In the wake of collapsed world crude oil prices, the United States shed more than 3,000 oil and natural gas extraction jobs in April, and the unemployment rate in the sector has surged to 8.7%, according to data from the U.S. Department of Labor's Bureau of Labor Statistics (BLS).
On Friday, BLS reported that an additional 10,200 jobs that support mining activities were also lost in April. Those jobs include a North American Industry Classification System (NAICS) subsector for oil and gas jobs -- specifically, NAICS 211, which includes, among other things, exploration and production, drilling and completing wells, hydraulic fracturing (fracking), field gathering lines and the recovery of natural gas liquids.

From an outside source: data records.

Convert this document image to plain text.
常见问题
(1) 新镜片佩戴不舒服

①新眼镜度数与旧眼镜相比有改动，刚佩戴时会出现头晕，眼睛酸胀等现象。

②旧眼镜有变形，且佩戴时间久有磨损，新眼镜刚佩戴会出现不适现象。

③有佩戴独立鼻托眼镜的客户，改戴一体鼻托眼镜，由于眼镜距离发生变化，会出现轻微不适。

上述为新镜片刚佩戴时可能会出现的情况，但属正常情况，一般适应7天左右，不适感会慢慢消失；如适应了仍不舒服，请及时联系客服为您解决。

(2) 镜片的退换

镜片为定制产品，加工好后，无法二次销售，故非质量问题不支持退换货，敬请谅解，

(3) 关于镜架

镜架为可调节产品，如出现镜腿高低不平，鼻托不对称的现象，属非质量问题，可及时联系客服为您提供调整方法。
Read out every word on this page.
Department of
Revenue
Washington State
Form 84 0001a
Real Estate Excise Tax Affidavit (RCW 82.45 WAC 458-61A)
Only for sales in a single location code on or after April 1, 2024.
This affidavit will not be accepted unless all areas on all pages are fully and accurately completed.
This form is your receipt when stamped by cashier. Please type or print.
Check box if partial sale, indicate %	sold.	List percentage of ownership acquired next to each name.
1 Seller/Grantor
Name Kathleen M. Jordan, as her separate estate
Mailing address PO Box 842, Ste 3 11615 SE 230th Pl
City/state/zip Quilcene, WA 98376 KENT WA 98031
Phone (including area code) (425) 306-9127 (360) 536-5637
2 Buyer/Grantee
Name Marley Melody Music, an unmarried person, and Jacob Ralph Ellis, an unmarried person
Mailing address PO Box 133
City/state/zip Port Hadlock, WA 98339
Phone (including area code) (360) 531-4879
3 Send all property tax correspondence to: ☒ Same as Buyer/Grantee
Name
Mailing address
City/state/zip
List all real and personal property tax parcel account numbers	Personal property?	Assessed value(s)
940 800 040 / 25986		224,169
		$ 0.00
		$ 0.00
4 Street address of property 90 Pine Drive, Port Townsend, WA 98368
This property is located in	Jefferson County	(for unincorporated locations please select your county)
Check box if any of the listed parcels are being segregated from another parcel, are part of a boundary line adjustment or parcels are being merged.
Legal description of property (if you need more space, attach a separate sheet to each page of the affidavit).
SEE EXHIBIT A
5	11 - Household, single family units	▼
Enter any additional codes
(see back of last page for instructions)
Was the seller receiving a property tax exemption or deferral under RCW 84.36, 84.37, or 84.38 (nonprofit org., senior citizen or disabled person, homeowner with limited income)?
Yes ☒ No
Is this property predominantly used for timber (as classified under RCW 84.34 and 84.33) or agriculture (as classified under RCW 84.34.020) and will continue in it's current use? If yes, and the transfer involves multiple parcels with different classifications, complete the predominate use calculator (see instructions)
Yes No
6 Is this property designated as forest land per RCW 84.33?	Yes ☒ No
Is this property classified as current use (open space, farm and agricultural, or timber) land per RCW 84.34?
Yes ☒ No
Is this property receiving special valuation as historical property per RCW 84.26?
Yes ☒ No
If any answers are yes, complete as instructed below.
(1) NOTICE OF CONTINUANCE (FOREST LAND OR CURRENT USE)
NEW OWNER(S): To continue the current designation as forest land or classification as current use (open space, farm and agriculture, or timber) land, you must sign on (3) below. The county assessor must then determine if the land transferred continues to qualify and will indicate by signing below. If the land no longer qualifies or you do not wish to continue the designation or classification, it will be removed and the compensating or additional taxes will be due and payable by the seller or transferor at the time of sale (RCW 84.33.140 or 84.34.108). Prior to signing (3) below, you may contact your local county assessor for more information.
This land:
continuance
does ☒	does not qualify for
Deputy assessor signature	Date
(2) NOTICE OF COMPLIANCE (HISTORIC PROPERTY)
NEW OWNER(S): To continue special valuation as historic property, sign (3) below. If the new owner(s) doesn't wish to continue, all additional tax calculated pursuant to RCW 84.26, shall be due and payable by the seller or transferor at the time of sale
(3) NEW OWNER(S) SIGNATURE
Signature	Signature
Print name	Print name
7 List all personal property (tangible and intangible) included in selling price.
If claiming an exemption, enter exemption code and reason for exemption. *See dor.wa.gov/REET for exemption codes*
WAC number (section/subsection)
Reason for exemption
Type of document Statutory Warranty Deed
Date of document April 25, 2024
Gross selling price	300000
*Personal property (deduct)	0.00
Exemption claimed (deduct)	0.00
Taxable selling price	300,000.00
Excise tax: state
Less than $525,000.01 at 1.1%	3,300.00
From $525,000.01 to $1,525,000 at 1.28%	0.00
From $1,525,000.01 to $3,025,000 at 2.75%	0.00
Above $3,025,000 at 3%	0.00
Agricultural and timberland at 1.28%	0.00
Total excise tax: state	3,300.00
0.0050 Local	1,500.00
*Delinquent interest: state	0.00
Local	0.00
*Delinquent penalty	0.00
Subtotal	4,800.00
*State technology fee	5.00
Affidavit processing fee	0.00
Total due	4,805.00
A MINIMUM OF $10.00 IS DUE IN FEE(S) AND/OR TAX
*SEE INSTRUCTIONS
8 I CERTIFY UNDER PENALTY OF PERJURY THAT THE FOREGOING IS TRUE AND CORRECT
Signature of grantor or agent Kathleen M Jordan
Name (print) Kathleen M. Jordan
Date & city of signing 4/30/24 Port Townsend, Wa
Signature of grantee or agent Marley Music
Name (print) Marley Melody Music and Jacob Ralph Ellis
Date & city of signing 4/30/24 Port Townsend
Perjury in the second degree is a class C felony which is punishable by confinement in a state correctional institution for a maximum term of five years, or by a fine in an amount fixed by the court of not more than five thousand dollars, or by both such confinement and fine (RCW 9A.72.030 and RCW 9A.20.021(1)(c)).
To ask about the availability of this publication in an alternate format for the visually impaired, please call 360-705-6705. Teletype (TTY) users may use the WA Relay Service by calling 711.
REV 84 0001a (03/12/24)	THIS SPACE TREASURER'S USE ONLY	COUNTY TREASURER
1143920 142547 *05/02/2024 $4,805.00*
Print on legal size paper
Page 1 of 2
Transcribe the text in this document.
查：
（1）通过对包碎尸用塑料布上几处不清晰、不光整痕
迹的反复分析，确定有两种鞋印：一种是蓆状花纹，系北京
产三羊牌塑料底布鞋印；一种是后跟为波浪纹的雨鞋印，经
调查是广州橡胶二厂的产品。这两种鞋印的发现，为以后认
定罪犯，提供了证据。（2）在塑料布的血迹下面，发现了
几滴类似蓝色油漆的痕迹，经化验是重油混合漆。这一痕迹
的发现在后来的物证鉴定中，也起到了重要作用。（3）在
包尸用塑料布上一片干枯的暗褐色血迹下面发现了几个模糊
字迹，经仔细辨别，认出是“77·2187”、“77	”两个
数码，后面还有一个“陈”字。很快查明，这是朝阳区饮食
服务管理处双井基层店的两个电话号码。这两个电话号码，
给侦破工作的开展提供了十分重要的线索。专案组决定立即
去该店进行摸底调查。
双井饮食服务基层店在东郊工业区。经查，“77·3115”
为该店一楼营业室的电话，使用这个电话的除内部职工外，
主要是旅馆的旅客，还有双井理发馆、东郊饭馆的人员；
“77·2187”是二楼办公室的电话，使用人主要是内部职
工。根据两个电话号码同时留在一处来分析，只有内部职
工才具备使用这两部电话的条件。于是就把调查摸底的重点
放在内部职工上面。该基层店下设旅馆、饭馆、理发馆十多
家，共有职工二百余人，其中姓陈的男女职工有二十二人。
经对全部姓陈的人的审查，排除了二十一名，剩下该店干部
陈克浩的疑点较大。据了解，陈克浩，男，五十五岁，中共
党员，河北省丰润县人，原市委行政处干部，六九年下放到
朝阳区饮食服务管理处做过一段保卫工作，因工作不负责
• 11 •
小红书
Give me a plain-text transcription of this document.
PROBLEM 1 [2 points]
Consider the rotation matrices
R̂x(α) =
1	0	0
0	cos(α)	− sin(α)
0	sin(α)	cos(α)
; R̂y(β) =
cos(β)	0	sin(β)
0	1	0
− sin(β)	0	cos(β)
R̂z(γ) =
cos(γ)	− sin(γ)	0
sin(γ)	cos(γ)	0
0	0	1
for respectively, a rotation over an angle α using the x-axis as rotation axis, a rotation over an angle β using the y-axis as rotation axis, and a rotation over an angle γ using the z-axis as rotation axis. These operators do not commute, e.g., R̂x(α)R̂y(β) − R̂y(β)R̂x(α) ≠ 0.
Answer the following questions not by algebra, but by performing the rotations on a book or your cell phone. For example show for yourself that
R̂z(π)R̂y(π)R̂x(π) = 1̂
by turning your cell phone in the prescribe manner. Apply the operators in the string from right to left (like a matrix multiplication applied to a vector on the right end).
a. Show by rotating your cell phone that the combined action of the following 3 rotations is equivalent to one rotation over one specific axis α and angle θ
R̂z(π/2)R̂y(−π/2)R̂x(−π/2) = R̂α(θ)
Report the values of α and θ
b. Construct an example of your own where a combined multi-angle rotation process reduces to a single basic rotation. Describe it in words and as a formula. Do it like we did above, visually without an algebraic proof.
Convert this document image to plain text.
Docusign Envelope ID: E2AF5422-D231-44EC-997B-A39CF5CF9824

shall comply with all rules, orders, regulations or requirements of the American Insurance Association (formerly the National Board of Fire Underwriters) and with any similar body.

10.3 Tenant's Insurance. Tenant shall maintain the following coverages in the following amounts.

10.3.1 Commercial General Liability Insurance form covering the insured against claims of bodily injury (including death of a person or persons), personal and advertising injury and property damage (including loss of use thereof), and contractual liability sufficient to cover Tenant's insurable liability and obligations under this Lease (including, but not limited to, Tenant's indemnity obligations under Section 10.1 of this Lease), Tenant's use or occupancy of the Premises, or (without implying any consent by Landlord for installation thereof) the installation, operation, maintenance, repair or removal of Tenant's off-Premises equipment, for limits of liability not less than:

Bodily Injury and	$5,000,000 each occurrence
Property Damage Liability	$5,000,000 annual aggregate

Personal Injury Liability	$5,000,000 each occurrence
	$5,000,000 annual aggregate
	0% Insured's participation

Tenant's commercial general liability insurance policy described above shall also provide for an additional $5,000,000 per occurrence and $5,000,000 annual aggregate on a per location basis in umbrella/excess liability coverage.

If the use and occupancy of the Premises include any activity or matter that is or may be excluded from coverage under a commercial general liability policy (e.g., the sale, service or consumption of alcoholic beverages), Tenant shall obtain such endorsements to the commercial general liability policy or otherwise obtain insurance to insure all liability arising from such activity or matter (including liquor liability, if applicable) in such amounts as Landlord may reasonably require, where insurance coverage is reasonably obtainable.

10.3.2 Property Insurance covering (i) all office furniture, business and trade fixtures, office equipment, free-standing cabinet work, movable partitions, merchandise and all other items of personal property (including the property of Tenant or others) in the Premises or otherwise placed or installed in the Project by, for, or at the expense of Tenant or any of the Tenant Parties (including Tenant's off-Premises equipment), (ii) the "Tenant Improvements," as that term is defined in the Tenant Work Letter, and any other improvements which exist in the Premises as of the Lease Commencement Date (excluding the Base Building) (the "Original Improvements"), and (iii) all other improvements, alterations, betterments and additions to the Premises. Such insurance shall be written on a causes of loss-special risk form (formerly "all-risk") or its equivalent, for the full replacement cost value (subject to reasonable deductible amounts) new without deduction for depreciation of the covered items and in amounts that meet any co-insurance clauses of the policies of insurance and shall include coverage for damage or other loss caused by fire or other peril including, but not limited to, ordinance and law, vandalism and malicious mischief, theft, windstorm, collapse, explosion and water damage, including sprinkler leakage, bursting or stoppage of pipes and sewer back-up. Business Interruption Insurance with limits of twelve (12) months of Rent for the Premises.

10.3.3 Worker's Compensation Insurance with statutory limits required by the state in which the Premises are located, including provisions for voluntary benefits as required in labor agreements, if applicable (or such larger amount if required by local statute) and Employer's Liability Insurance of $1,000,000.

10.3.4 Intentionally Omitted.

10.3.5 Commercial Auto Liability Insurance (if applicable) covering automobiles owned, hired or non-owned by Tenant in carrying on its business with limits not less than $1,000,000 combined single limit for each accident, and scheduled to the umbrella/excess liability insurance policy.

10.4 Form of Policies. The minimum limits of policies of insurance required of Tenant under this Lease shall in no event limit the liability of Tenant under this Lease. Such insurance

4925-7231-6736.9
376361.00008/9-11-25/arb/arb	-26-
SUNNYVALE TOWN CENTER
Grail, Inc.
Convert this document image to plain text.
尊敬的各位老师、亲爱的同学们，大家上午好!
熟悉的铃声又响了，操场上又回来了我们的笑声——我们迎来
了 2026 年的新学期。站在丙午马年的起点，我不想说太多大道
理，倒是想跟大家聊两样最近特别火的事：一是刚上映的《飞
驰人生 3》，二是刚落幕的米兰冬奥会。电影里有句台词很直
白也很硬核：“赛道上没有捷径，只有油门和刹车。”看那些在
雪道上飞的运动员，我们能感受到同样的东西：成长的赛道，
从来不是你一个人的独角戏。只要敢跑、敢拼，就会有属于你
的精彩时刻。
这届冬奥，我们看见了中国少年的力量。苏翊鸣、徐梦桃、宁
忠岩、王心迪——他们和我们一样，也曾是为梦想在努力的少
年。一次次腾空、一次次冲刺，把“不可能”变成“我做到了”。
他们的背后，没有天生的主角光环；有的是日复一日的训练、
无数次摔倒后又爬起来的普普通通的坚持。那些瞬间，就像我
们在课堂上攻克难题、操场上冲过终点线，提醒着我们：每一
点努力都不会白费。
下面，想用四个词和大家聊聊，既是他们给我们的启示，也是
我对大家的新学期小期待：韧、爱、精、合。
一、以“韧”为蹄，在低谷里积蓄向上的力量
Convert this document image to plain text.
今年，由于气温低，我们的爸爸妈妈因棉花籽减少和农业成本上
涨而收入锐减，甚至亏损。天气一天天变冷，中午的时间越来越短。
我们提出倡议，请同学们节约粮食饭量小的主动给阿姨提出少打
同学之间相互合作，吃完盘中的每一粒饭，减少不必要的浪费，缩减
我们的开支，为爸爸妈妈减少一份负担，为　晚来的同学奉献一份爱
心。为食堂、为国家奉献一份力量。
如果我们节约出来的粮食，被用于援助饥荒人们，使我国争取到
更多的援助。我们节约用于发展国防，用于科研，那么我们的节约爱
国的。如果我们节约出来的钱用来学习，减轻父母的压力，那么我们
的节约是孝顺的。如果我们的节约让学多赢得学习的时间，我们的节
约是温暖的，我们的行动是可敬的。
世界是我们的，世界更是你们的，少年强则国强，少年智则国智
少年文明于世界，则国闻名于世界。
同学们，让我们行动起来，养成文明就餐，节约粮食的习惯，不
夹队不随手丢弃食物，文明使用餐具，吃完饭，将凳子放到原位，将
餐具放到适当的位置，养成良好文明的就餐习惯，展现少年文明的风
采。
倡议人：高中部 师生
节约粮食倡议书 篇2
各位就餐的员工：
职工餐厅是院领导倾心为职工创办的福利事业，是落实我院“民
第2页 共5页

According to BLS, there were 194,400 seasonally adjusted oil and gas extraction jobs in the United States in April, a loss of 3,300 jobs and a 1.7% decline from March, when there were 197,700 jobs in the sector. The latest total was just slightly below (0.1%) April 2014, when there were 194,600 jobs.
But there were steeper losses among jobs that support mining activities. BLS reported that the number of jobs in that sector declined 2.4%, from 424,300 in March to 414,100 in April.
BLS also reported Friday that the not seasonally adjusted unemployment rate for mining, quarrying, and oil and gas extraction had climbed to 8.7% in April, compared to 3.8% in April 2014. The bureau said there were 83,000 unemployed workers from that sector in April, compared to 39,000 the preceding April.
The not seasonally adjusted unemployment rate for mining, quarrying, and oil and gas extraction was the highest for non-agricultural private wage and salary workers. The rate was second-highest among all industries and class of worker; agriculture and related private wage and salary workers had the highest unemployment rate, 12.2%.
Nationally, BLS said the unemployment rate for April remained unchanged at 5.4%. The number of unemployed persons was also essentially unchanged, at 8.5 million.